Everytime I write an article like this I always feel as if people are reading it thinking, “yeah right.”
I feel that way because if I was reading it I would probably be thinking just that.
As you all know by now I am a jinx. I’m not talking a bit of bad luck here and there.
I mean my life is a mash up between a comedy and a soap opera.
It’s as if I created purely for entertainment purposes.
Before I jump straight in to this one I feel a bit of background information is needed!
Firstly, I am an arachnophobe, when I say that, I mean it. I am terrified of the creepy crawlies!
I quite literally can’t even bring myself to walk into a room if it is inhabited by one!
Personally, I don’t kill any living being but even if I did, I physically couldn’t bring myself to get close enough to do it.
I can’t even find the words to describe how strongly I feel about them.
This experience took place at 8:00am on a Tuesday morning.
I was driving along trying not to fall asleep, standard.
Listening to a bit of little mix, casually going about my business.
The next thing I know, I’m witnessing the opening of the gates to hell before my very eyes.
I’m sure I heard a little ‘pop’, as thousands and I mean thousands, of baby spiders began launching themselves at me.
I apparently didn’t notice the hidden spider sac behind my steering wheel.
Now I don’t know if these things think the first living creature they see is mummy or what.
However, I do know that shy they are not.
These tiny spawns of Satan decided the best thing to do was to use me as some kind of climbing frame.
Not only was I driving alone, I was also driving in front of a people carrier full of children and babies.
Obviously because of this, I couldn’t drive my car into a wall and pray for an explosion.
I had to drive for almost FIVE WHOLE MINUTES whilst covered in spiders.
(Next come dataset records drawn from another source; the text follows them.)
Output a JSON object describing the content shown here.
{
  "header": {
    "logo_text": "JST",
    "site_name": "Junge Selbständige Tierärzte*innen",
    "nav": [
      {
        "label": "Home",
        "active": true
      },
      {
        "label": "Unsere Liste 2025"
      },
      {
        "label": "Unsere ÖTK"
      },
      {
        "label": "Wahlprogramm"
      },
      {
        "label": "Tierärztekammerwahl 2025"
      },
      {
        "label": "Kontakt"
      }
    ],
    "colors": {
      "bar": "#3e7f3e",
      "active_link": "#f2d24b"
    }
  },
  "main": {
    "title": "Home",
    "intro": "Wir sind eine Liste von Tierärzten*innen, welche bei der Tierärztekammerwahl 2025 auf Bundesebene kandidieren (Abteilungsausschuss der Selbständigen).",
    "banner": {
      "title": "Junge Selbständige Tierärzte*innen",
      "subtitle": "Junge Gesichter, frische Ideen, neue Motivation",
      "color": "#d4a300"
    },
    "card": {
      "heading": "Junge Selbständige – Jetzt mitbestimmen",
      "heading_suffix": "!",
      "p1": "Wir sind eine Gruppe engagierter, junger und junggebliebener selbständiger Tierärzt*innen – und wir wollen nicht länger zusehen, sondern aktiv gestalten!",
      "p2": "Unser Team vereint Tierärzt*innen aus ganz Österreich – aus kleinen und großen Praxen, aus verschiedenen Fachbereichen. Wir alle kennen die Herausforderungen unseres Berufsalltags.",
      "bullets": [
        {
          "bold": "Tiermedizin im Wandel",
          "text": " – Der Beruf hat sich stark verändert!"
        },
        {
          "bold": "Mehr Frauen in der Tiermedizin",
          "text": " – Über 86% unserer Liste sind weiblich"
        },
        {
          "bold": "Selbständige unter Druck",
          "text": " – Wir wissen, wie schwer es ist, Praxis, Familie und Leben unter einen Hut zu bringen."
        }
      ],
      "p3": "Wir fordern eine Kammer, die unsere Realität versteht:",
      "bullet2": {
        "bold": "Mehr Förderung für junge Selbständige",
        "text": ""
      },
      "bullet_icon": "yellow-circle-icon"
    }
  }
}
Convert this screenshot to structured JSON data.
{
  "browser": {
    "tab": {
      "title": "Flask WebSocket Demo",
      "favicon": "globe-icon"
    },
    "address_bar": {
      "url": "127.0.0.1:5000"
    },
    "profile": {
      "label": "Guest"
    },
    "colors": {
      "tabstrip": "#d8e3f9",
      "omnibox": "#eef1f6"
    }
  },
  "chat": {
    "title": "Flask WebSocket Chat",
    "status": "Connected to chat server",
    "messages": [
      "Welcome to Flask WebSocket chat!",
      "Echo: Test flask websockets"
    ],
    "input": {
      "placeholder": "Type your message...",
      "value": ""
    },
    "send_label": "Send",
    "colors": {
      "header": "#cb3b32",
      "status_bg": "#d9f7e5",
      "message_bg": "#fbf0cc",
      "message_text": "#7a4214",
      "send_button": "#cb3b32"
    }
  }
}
Have you ever had spiders climbing inside your nose and your ears simultaneously?
By the time I arrived at a safe place to evacuate my vehicle it was already too late. Way too late…
Let me tell you, you can shake like a wet dog, stop drop and roll. You can even start taking off as many items of clothing as your dignity will allow.
You will still be, to put it bluntly, fucked.
You may be surprised to know I actually managed to save them, they are now happily going about their everyday lives.
Possibly looking for the huge mummy who abandoned them at the side of the road.
Now I’ve just wrote that I genuinely feel sad at the thought. Damn me for being such an emotional mess at life!